Question 5. Tell us about your volunteer activities. What is the motivating factor for volunteering? How has being a volunteer enriched your professional career?

In addition to volunteering with ASCE I also serve on the board of the WTS Central VA chapter.  I have served as treasurer and membership chair for WTS in addition to serving on various committees. One of my favorite committees within WTS is their Transportation YOU program.  In this program, we expose middle school aged girls to various careers in transportation.  I really enjoy getting to connect with the girls and teach them more about my career in structural engineering and share my passion for bridge design. 

I also enjoy helping our ASCE branch host their annual Popsicle bridge competition for middle and high schoolers.  In addition, I try to take advantage of other opportunities to go into local classrooms to discuss bridges, or engineering as a profession.  It offers a chance to connect with students and help them understand the opportunities that careers in civil engineering could provide.

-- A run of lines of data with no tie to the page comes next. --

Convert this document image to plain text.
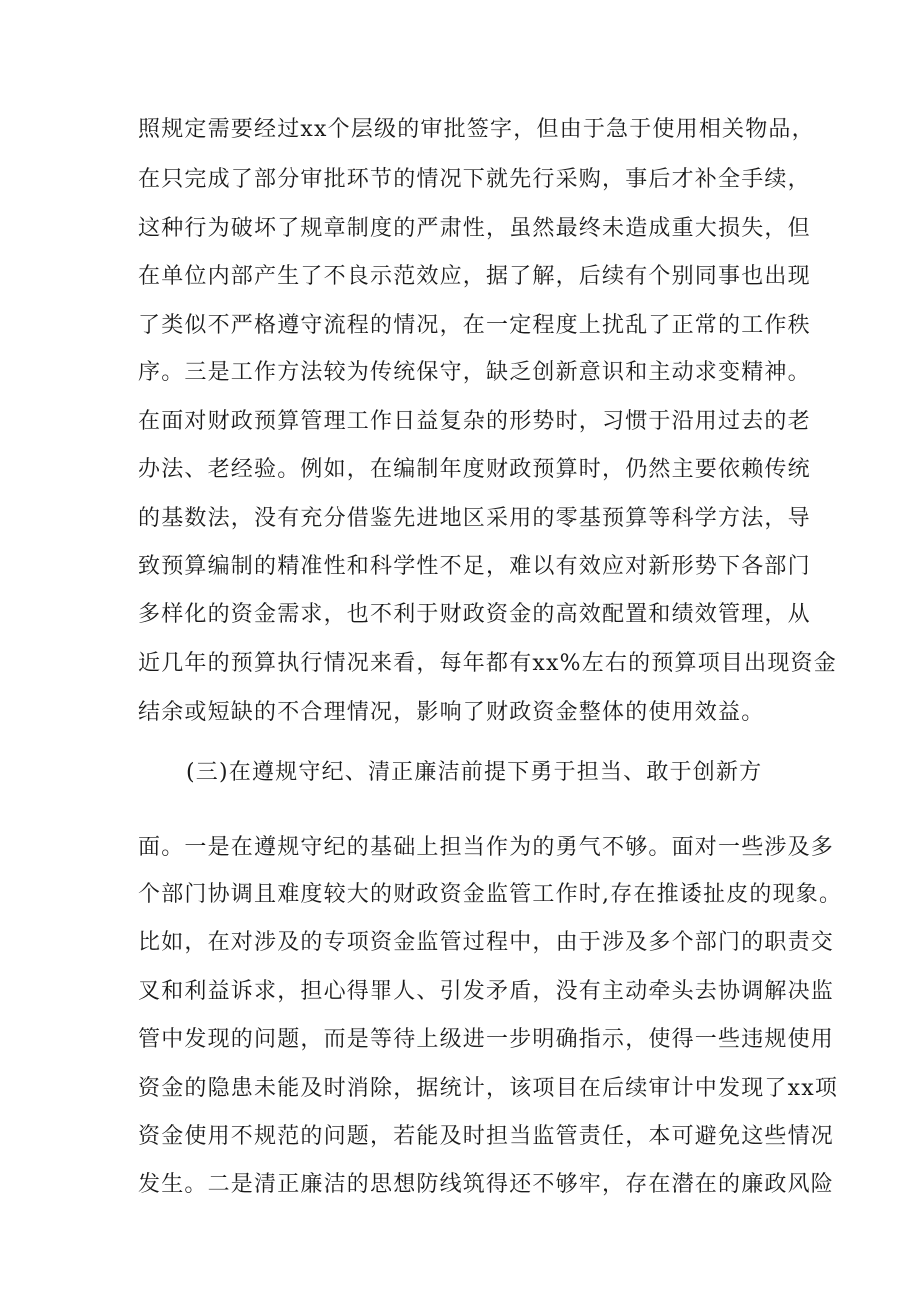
照规定需要经过xx个层级的审批签字，但由于急于使用相关物品，
在只完成了部分审批环节的情况下就先行采购，事后才补全手续，
这种行为破坏了规章制度的严肃性，虽然最终未造成重大损失，但
在单位内部产生了不良示范效应，据了解，后续有个别同事也出现
了类似不严格遵守流程的情况，在一定程度上扰乱了正常的工作秩
序。三是工作方法较为传统保守，缺乏创新意识和主动求变精神。
在面对财政预算管理工作日益复杂的形势时，习惯于沿用过去的老
办法、老经验。例如，在编制年度财政预算时，仍然主要依赖传统
的基数法，没有充分借鉴先进地区采用的零基预算等科学方法，导
致预算编制的精准性和科学性不足，难以有效应对新形势下各部门
多样化的资金需求，也不利于财政资金的高效配置和绩效管理，从
近几年的预算执行情况来看，每年都有xx%左右的预算项目出现资金
结余或短缺的不合理情况，影响了财政资金整体的使用效益。
(三)在遵规守纪、清正廉洁前提下勇于担当、敢于创新方
面。一是在遵规守纪的基础上担当作为的勇气不够。面对一些涉及多
个部门协调且难度较大的财政资金监管工作时,存在推诿扯皮的现象。
比如，在对涉及的专项资金监管过程中，由于涉及多个部门的职责交
叉和利益诉求，担心得罪人、引发矛盾，没有主动牵头去协调解决监
管中发现的问题，而是等待上级进一步明确指示，使得一些违规使用
资金的隐患未能及时消除，据统计，该项目在后续审计中发现了xx项
资金使用不规范的问题，若能及时担当监管责任，本可避免这些情况
发生。二是清正廉洁的思想防线筑得还不够牢，存在潜在的廉政风险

During college and prior to growing our family, I enjoyed volunteering for Habitat for Humanity.  Not only does it give you hands-on experience constructing a home, it also offers a way to connect with your community.  I also enjoy the hands-on, sweat equity that comes with volunteering with Habitat, especially since most of my day job is spent indoors in front of a computer.

I feel that my life benefits from these volunteer efforts as much as what I am able to give back through volunteering.  ASCE and WTS have helped me develop a strong network of peers in my profession that I can connect with and grow throughout my career.  Also my time volunteering with students has helped me realize my own passions and be grateful for my current profession.